İzmir’deki riskli alanları sıralayan Başkan Murathan, “İzmir’de riskli denilen ilçeler ovalar ve alüvyonlar üzerine kurulmuş yerlerdir. Bunlar Bornova, Karşıyaka, Çiğli zemin açısından zayıf bölgeler. Dolgu yapılan alanlar deprem büyük zarar görecektir. Metropol kent içerisinde deniz ile bağlantılı ovalarda durum daha riskli. Özellikle yüksek katlı binaların bulunduğu Bayraklı bölgesinin delta bölgesi olması sebebiyle ciddi bir risk taşıyor. Biz deltanın bütün olarak çalışacağını ve kaymaların olabileceğini düşünüyoruz. Başka odalar bu konu için farklı düşünebilir. Bu ancak deprem olduğu anda görülebilir. Güvenli bölgeler ise kaya üzerine oturuluyorsa daha güvenlidir” dedi.

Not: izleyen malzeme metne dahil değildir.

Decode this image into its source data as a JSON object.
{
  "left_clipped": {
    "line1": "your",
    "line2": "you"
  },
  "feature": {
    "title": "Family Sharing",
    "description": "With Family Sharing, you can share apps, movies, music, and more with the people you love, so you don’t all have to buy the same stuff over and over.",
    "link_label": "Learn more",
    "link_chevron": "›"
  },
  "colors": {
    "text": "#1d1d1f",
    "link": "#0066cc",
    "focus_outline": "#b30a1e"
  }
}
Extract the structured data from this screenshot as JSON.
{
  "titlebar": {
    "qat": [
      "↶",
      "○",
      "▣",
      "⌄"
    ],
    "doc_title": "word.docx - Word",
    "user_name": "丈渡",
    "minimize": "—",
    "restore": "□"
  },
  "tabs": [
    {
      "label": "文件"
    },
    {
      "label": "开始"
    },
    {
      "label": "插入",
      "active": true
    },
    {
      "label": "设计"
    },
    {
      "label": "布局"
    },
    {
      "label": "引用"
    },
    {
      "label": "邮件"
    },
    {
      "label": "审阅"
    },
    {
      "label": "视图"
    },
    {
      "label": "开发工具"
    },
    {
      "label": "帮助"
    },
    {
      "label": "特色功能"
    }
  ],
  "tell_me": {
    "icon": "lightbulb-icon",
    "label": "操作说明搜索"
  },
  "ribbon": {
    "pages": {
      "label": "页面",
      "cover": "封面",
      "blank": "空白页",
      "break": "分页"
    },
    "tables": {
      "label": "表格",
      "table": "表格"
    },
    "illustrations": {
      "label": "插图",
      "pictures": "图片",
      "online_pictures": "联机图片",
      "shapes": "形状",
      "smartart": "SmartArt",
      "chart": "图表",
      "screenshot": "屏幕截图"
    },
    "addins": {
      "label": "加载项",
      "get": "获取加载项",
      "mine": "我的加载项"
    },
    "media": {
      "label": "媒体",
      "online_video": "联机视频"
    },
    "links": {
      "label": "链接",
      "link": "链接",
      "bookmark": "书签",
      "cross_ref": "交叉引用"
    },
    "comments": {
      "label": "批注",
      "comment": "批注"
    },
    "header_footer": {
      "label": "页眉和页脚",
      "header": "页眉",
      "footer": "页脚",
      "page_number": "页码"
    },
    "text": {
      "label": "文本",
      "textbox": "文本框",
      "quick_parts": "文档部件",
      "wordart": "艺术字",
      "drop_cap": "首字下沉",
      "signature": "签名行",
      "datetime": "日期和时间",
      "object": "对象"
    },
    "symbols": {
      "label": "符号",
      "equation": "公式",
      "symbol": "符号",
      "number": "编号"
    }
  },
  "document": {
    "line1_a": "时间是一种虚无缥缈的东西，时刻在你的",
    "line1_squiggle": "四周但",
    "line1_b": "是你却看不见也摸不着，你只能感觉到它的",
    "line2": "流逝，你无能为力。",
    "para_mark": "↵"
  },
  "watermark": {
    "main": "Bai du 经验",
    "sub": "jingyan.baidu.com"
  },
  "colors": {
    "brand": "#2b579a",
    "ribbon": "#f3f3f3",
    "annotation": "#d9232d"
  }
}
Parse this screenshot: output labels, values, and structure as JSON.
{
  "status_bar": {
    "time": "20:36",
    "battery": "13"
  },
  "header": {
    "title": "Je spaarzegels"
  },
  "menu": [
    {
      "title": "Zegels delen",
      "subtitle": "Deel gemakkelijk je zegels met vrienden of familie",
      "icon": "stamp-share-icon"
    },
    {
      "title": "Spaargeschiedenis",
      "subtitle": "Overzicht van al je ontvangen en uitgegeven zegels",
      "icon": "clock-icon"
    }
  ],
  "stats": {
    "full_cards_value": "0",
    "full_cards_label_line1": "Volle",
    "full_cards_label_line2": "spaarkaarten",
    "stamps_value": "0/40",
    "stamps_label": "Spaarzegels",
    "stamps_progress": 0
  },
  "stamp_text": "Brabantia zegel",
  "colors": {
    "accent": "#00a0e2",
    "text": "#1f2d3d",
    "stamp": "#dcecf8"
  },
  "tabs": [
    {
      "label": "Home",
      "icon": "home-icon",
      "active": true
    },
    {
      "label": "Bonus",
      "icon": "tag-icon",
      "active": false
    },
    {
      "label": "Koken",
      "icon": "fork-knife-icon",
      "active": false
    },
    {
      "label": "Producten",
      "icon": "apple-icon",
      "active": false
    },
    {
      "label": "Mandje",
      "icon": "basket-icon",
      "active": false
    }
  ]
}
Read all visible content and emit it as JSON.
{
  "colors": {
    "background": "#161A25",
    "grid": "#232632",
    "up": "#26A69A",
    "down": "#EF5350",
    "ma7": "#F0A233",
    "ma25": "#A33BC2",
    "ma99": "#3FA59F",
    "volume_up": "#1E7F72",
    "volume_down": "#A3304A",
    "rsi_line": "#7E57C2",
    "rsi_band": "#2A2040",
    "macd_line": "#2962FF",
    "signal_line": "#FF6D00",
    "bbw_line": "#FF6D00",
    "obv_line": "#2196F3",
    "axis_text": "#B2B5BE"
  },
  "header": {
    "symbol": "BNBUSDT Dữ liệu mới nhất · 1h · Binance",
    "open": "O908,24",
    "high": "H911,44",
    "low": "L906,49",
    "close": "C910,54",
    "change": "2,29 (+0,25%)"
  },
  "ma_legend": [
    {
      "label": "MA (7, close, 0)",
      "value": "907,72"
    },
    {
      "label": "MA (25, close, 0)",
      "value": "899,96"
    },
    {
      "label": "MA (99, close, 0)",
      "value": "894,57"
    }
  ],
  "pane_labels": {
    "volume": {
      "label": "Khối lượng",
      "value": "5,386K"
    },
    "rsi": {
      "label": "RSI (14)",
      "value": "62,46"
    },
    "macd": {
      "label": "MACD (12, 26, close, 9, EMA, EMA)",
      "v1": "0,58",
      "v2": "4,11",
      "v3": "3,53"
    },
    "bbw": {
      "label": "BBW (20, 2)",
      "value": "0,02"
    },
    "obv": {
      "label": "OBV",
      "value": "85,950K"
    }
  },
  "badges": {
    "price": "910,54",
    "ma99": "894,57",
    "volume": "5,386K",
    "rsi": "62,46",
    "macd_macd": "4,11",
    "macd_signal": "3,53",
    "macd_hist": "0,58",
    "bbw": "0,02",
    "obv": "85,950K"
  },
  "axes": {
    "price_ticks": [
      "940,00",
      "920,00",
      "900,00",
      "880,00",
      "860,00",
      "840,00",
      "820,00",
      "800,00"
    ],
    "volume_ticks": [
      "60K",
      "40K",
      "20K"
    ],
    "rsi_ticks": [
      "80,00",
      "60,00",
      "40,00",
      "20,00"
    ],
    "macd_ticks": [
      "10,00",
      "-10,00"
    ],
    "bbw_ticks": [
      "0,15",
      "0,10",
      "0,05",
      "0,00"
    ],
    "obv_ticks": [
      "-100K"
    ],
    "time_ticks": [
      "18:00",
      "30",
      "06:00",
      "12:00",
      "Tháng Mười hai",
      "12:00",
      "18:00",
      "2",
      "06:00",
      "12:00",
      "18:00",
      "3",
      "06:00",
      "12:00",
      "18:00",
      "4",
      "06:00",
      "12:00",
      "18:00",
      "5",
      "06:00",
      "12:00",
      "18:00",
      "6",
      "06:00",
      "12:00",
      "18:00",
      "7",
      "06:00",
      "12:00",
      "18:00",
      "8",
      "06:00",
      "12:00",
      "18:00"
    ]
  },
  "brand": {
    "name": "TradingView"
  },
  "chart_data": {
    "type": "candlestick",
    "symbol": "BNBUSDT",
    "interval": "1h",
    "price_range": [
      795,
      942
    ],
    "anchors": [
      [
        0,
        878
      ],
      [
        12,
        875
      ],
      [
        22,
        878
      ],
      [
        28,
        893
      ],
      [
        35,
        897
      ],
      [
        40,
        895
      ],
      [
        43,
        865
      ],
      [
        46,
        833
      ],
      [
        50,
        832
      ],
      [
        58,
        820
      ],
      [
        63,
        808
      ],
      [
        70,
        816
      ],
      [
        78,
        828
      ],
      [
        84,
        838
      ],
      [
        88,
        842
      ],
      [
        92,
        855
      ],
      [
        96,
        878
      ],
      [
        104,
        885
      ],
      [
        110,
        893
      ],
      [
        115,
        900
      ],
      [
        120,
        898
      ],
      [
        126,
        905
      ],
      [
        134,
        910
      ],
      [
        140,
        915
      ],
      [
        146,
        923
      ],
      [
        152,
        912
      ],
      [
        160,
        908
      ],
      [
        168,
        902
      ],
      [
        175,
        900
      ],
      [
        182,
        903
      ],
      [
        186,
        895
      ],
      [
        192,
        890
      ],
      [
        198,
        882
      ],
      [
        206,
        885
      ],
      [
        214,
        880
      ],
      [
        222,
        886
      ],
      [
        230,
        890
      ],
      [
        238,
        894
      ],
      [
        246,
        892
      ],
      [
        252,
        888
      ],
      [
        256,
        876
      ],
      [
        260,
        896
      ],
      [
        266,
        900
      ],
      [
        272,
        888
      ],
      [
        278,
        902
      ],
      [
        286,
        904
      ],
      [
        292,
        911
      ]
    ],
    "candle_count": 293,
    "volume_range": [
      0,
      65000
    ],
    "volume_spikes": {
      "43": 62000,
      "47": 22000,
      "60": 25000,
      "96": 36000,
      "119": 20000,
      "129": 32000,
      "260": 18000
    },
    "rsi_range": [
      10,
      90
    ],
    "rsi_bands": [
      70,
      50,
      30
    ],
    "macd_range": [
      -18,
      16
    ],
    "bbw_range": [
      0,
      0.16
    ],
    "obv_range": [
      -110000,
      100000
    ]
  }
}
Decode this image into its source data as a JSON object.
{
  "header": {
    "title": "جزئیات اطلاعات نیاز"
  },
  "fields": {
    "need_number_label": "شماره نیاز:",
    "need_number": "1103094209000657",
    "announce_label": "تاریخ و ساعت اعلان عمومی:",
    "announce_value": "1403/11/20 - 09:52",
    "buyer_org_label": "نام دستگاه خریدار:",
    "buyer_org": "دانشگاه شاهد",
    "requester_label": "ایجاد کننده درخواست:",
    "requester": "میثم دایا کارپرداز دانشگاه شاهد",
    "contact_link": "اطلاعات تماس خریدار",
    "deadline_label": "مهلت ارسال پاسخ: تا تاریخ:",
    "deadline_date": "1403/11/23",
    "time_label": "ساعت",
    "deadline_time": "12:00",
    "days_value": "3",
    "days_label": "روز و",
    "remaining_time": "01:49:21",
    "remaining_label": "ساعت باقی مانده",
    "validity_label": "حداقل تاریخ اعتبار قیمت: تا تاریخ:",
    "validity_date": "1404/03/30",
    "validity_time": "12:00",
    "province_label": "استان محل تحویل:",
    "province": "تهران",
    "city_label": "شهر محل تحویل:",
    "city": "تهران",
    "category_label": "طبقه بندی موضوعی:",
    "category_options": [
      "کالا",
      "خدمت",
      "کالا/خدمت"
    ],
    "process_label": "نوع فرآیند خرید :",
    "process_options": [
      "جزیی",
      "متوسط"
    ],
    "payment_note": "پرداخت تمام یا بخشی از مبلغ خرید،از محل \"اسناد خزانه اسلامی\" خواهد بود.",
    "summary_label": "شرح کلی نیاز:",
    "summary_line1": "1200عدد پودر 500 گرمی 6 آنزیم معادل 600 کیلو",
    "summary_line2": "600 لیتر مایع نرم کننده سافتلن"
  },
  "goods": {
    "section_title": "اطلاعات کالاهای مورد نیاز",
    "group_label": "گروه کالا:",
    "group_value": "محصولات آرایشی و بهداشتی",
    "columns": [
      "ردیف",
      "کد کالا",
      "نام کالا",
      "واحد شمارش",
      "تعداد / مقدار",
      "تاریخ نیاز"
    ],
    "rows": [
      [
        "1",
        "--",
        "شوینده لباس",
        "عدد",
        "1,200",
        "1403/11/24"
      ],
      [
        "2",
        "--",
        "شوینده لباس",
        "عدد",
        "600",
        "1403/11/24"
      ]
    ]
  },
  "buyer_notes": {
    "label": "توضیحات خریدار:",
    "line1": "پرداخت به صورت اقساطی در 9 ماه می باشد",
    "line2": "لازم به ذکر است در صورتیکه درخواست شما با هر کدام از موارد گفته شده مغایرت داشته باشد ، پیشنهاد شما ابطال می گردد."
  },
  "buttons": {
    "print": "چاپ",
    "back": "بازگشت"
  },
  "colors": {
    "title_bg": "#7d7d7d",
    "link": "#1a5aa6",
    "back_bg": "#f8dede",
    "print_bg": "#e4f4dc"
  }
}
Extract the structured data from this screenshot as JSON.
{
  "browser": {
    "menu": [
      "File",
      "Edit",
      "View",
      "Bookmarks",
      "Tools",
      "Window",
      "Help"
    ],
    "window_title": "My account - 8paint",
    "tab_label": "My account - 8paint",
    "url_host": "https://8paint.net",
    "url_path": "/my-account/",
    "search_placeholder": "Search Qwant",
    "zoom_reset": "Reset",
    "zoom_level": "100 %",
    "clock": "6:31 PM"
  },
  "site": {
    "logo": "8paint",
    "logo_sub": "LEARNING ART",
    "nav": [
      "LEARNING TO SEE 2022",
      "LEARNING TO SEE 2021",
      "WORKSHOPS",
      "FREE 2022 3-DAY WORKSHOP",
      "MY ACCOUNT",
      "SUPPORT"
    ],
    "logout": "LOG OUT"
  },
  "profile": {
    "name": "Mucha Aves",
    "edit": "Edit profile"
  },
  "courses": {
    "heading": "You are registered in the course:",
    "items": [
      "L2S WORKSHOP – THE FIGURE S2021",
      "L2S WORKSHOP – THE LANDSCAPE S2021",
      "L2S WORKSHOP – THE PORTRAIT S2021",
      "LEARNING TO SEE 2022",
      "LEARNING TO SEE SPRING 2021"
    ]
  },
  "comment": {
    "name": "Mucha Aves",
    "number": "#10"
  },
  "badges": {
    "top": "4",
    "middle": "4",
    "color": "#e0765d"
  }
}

KENTSEL DÖNÜŞÜM YASASI DEĞİŞMELİ
Kentsel dönüşüm yasasının büyük sıkıntıya neden olduğunu belirten Alim Murathan “Yasa riskli binaların ve alanların dönüştürülmesi üzerine şekillenmiyor. Yasa aslında bir rant yasası. İnşaat sektöründe belli bir sermaye kesimine açılması için ortaya çıktı. Bu yasa değişmeli. Vatandaşların konutu riskliyse devletin görevi onun yapısını güçlendirmektir. Onun için bir deprem fonu oluşturuldu ve 40 milyar dolar para toplandı. Para ortada yok. Para başka yatırımlara gitti. 40 milyar dolar vatandaşa verilse vatandaşlar kendi konutunu güçlendirebilirdi. Kentsel dönüşüm için İzmir Büyükşehir Belediyesi’nin başlattığı iyi projeler var. Bu projeler destekliyoruz. İzmir’in bir çok alanda kentsel dönmüşüme ihtiyaç var” dedi.

HEYELAN RİSKİNE KARŞI ÖNLEM ŞART
Küresel ısınma faktörü ile birlikte yağış rejiminde değişiklikler meydana geldiğini ve bu heyelan riskini daha da tetiklediğini söyleyen Murathan, “İzmir’de en son gerçekleşen heyelan Eğridere’de oldu. Heyelan sonrası teknik uzman ekibi olarak değerlendirdik ve rapor hazırladık ve İl Afet Müdürlüğü’ne Büyükşehir Belediyesi’ne bu raporu sunduk. Raporda sadece Eğridere’de değil Bornova’nın 10 ayrı bölgesinde heyelan riski olduğunu belirttik. Riskli yerlerde ise toplu yaşam var. Yapılması gereken risk haritaları ele alınarak ilgili kurumların çalışma yapması ve vatandaşların güven altına alınmasıdır. İzmir’de heyelan alanları var. Ancak 1/1000 ölçeğinde çalışılmış heyelan haritamız yok. Risk haritalarız oluşturulmamış. İklim değişikliğini konuşuyoruz. Yağış rejimimiz değişiyor. Çok şiddetli kısa süreli yağışlarla karşı karşıya kalacağız. Bu da heyelanları tetikleyecektir. Heyelan bölgelerinde çok ciddi çalışılma gerekiyor” dedi.